Urllib progresshook not accurate?

Question

I am making a program the downloads a large file, and I have added in a feature with which the program determines what percentage has been downloaded and informs the user each time another 10% was downloaded and at what time (ie, print (str(percent) + " downloaded at " + str(time))) When I was testing the program on smaller files, however, I noticed it was far less accurate. Here is a sample program I made:

import urllib.request

def printout(a, b, c):
    print(str(a) + ", " + str(b) + ", " + str(c))

urllib.request.urlretrieve("http://downloadcenter.mcafee.com/products/tools/foundstone/fport.zip", r"C:\Users\Username\Downloads\fport.zip", reporthook = printout)
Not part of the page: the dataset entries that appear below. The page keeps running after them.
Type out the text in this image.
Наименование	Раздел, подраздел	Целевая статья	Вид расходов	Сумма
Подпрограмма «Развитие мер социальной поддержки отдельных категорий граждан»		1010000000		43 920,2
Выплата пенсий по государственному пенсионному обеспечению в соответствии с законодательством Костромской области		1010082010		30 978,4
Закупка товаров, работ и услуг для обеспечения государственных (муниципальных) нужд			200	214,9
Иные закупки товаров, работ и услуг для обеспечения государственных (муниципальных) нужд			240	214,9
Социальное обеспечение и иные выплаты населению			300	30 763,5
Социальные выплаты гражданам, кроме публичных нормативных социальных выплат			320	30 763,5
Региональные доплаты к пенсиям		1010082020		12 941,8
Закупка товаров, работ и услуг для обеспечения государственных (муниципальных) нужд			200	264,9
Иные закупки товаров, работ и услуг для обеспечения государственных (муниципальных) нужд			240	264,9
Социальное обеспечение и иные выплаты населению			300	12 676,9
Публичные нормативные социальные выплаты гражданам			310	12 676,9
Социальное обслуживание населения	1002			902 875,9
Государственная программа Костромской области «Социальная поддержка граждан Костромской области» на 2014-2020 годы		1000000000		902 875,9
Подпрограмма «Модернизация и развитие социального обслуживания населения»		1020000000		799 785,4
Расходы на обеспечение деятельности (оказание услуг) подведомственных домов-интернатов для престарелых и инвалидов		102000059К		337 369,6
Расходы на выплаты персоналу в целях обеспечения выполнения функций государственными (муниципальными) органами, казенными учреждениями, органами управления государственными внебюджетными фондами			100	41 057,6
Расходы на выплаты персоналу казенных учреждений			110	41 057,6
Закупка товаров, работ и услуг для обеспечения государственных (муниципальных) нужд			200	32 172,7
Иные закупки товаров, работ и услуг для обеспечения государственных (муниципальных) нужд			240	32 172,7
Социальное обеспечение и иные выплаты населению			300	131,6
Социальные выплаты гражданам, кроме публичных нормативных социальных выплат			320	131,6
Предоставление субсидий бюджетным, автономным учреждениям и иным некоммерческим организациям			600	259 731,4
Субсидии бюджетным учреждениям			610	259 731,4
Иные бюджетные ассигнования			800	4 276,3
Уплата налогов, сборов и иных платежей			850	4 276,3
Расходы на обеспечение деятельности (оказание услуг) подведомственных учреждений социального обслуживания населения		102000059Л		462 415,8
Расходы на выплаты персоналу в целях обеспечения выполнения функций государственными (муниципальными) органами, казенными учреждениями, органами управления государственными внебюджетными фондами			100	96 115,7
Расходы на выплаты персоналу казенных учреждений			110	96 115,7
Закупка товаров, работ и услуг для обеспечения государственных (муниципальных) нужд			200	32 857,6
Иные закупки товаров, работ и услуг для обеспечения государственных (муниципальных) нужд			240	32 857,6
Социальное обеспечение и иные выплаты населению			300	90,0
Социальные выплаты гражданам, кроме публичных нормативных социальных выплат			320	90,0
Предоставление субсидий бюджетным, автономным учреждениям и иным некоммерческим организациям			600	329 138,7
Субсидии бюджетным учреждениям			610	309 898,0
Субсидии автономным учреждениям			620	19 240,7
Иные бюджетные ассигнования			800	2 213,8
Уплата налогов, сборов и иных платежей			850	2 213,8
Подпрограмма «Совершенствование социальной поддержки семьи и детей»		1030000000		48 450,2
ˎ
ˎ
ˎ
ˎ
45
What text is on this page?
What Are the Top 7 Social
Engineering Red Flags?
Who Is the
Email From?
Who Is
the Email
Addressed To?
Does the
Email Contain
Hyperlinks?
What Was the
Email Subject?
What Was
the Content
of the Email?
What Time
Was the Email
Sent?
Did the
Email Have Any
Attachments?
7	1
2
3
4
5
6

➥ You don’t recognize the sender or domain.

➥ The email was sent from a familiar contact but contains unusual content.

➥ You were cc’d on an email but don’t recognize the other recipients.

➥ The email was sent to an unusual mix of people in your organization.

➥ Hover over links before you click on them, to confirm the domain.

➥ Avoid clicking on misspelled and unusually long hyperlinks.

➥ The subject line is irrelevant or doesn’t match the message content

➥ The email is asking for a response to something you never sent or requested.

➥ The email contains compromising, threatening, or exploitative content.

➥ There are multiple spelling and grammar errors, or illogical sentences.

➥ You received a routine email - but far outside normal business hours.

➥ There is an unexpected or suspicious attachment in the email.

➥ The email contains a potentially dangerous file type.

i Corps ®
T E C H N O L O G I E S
This downloads Fport, a tool I was going to download anyway. Anyway, I got this output:

0, 8192, 57843
1, 8192, 57843
2, 8192, 57843
3, 8192, 57843
4, 8192, 57843
5, 8192, 57843
6, 8192, 57843
7, 8192, 57843
8, 8192, 57843

Which I thought was exactly what I wanted. I was about to put it in when I noticed a little error. 8192 doesn't go into 57843. Not 8 times. I plugged it into a calculator and discovered that, in fact, it goes in approximately 7 times. Which is a rather large difference, considering. This disconnect affects bigger files less, but it is still there. Is this some kind of metadata or header? If so, it's rather large, isn't it? Is there a way I can account for it (ie, is it always about 16000 bytes)?

m01 · Accepted Answer

So, if you look at the Lib/urllib/request.py (CPython around 2.7) code it becomes clear why this is the case:

    with tfp:
        result = filename, headers
        bs = 1024*8  # we read 8KB at a time.
        size = -1
        read = 0
        blocknum = 0
        if "content-length" in headers:
            size = int(headers["Content-Length"])

        if reporthook:
            reporthook(blocknum, bs, size)

        while True:
            block = fp.read(bs)  # here is where we do the read
            if not block:
                break
            read += len(block)
            tfp.write(block)
            blocknum += 1
            if reporthook:
                reporthook(blocknum, bs, size)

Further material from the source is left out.